Ian Wardropper, the director of New York’s Frick Assortment, introduced that he would retire subsequent 12 months after 14 years with the museum.
Most notably throughout Wardropper’s tenure, the Frick embarked upon an bold—and at occasions controversial—$195m renovation of its house on the Beaux Arts mansion of the Nineteenth-century industrialist and artwork collector Henry Clay Frick. (Consequently, since March 2021 the Frick has quickly relocated to the Breuer Constructing, the previous web site of the Whitney Museum of American )Artwork that was just lately purchased by Sotheby’s. Wardropper will retire shortly after the official reopening of the brand new Frick, which is scheduled for late this 12 months.

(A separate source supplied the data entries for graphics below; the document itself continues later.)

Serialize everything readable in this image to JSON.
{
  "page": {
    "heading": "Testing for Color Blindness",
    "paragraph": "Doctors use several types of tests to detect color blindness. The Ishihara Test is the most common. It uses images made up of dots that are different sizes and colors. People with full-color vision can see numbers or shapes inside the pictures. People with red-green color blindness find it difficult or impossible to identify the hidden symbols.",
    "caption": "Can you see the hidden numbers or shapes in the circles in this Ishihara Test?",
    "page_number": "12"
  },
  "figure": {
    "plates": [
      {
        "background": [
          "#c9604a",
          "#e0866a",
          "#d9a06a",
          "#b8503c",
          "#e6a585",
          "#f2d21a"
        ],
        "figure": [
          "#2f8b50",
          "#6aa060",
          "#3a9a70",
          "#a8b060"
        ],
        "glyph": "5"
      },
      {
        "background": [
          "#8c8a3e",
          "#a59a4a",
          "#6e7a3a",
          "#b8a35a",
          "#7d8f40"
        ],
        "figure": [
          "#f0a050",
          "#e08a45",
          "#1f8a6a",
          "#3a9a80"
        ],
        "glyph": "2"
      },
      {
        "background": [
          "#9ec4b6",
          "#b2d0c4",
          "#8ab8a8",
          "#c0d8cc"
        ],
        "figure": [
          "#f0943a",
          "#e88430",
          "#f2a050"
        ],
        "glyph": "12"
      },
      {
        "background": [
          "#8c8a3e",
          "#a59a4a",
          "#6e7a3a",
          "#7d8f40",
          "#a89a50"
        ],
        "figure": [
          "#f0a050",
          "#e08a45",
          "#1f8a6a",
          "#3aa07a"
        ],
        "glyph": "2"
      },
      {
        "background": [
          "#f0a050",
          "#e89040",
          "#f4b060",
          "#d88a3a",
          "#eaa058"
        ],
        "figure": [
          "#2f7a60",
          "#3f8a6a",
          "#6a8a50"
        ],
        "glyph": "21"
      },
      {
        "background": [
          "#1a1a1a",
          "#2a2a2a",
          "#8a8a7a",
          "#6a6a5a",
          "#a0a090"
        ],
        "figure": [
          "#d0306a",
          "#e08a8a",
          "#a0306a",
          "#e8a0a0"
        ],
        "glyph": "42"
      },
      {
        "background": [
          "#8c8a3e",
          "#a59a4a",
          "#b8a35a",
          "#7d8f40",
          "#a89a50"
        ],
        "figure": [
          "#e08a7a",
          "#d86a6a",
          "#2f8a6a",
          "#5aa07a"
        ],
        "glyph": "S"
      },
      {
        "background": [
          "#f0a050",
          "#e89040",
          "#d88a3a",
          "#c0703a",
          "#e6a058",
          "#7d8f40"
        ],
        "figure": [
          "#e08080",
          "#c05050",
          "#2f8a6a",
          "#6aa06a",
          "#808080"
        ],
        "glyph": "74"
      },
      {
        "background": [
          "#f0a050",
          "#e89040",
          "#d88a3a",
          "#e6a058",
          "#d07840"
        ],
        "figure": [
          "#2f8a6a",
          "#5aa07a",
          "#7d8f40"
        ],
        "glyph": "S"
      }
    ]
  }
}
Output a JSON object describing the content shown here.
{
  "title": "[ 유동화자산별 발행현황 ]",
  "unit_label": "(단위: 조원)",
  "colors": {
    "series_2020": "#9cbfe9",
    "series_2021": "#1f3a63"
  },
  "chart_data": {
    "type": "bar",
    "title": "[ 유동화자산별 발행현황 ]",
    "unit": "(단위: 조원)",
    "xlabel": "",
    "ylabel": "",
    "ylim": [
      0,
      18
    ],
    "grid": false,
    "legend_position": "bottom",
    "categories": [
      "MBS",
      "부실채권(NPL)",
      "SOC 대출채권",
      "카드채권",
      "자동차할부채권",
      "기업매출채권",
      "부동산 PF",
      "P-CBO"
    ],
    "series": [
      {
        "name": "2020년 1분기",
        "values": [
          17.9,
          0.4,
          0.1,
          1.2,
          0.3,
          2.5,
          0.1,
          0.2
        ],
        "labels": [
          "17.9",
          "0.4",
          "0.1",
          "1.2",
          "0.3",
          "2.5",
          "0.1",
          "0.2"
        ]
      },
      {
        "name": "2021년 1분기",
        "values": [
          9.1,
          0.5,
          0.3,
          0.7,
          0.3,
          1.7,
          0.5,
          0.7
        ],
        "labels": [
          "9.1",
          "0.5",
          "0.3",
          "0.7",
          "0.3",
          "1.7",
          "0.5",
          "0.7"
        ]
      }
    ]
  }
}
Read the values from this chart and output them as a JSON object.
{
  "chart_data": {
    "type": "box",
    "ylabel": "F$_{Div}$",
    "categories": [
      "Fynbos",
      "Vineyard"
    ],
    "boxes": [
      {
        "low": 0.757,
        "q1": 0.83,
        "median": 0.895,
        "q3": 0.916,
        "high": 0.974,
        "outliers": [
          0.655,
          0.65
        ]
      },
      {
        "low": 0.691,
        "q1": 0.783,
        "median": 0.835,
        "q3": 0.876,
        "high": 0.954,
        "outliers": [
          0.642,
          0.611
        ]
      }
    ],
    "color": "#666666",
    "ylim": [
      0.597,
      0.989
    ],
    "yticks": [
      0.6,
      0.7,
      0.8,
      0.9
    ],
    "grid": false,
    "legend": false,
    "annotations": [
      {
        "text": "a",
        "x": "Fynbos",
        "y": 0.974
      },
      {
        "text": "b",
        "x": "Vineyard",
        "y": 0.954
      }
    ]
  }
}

“These 14 years on the Frick could have been among the many most rewarding of my profession,” Wardropper mentioned in a press release. “It has been a terrific privilege to understand these initiatives throughout my tenure, the reopening of our upgraded buildings being a spotlight amongst many. Following my retirement from the Frick, I sit up for engaged on quite a lot of scholarly and educational tasks.”
Wardropper has spent a complete of fifty years working at museums. He was the chair of European sculpture and ornamental arts on the Metropolitan Museum of Artwork earlier than becoming a member of the Frick in 2011. Beforehand, he had been the curator of European ornamental arts, sculpture and historic artwork on the Artwork Institute of Chicago.
Other than spearheading the Frick’s first-ever complete renovation, Wardropper is commonly cited as having expanded the purview of the museum to past its founder’s assortment of Previous Grasp work and European ornamental artwork. This included inviting the works of up to date artists into the museum’s historic areas. The Frick’s extensively lauded Barkley L. Hendricks present is the most recent instance of the museum’s new embrace of up to date artwork—Hendricks is the primary artist of color to have a solo present on the Frick for the reason that museum’s inception in 1935.
“My purpose is to depart the establishment in good condition programmatically and financially, and that would be the case,” Wardropper instructed Robin Pogrebin of The New York Instances. “I’m hoping I can flip it over to anyone with contemporary concepts.” He added that though the museum’s board of administrators is conducting a global seek for his alternative, he hopes that the Frick’s deputy director and chief curator, Xavier F. Salomon, “can be one of many candidates”.